I remember I was taking Algebra 2, which was about Module Theory and Galois Theory. We asked prof if we can bring cheat sheet to the exam, he was like "I mean I don't care, you can even bring the textbook". So I did but, obviously didn't even open it. If you really need to remember something (e.g. definition of Noeterian Ring) professor may write it in the question anyway, or if you need to remember something basic (e.g. definition of Group) you could technically use the textbook, but at that point, you'll likely fail the exam anyway.
Of course, it only helped you if you had gone through the material a couple times and knew (and mostly understood) exactly what was there, and you used the book to refresh minor details.
Anecdotally, cheating is much more common on chess.com than lichess. This may be because chess.com is bigger and more visible.
There are also other reasons to use lichess - FOSS, better, simpler interface - so I encourage everyone here to make the switch.
[0] https://github.com/ornicar/lila
Someone else would have to be watching the game and doing the computer doping on tlyour behalf though
I remember a few people getting caught. What's funny about this is that the top players were still better than the AI running on a laptop (back then) and the cheaters occasionally got knocked out early on.
It would be neat to see the elo of the engines over time.
EDIT: Heh, deep blue’s famous match happened in 1997. I guess this really is possible. It’s weird growing up with the idea that “every chess engine can beat humans every time”; I wonder when that became true.

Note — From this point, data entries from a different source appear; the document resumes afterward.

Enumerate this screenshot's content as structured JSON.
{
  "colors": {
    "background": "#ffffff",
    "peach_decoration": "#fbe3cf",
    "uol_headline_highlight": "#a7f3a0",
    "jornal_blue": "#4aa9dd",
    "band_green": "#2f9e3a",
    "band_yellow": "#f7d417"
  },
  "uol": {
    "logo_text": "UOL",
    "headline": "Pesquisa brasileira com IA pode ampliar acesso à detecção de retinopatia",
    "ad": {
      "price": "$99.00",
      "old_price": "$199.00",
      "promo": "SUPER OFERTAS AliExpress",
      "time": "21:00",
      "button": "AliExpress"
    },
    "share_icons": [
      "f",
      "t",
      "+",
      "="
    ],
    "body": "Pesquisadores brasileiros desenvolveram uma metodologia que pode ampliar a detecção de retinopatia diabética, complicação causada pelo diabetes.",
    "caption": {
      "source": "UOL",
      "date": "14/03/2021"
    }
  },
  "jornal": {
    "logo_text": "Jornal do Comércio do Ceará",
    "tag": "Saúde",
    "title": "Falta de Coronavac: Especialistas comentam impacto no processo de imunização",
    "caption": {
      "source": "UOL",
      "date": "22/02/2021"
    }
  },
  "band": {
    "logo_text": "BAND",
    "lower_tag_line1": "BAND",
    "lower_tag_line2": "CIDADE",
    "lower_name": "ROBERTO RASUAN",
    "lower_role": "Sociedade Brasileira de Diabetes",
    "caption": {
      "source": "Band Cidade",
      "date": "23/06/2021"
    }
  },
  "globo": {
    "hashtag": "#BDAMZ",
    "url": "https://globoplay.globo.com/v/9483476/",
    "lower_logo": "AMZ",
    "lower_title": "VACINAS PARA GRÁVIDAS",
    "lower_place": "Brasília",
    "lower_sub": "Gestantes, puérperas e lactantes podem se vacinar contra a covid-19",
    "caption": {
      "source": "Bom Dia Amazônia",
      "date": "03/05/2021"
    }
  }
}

To be sure, shield it from any form of radiation (neutrons, gamma rays, etc.), too. Even getting a single bit “there’s a mate in less than 7 moves” to a player could be (possibly rarely) useful, as it would direct a player’s search for a move and/or have them commit more time looking for a move.
Trivial with the Stockfish open source chess engine
Lance Armstrong didn't just cheat, he set up a whole doping ring.[1] The full report is at [2]. Section VI of the Reasoned Decision lays out his efforts to keep a lid on the whole thing.
There are plenty of athletes who get caught up in doping due to the pressures, but Armstrong is not a good example of that.
[1]: https://en.wikipedia.org/wiki/Lance_Armstrong_doping_case#US...
[2]: http://cyclinginvestigation.usada.org/
Why not just legalize doping in sports, that way everyone can do it and therefore not gain an advantage by doing it? It would also remove the advantage of people who live in high altitudes.
So, yeah, the issue is someone getting an advantage, which in turn puts pressure on athletes to have to dope or take PEDs to have a career.
I'm not sure what the equilibrium outcome is if the restrictions are lifted, but the usual assumption is that it's a race to the bottom.
But WADA clearly has a perverse incentive to ban more and more drugs simply to justify its own existence.
Maybe the solution is to let athletes themselves figure out the rules, since they have to live with them.
Armstrong has a toxic personality, but nevertheless he is the scapegoat of that generation of cycling. If you know cycling, there is a rotating cast of champions heralded for their clean competition that are then cast aside as scapegoats: Festina, Armstrong, Team Garmin, Team Sky.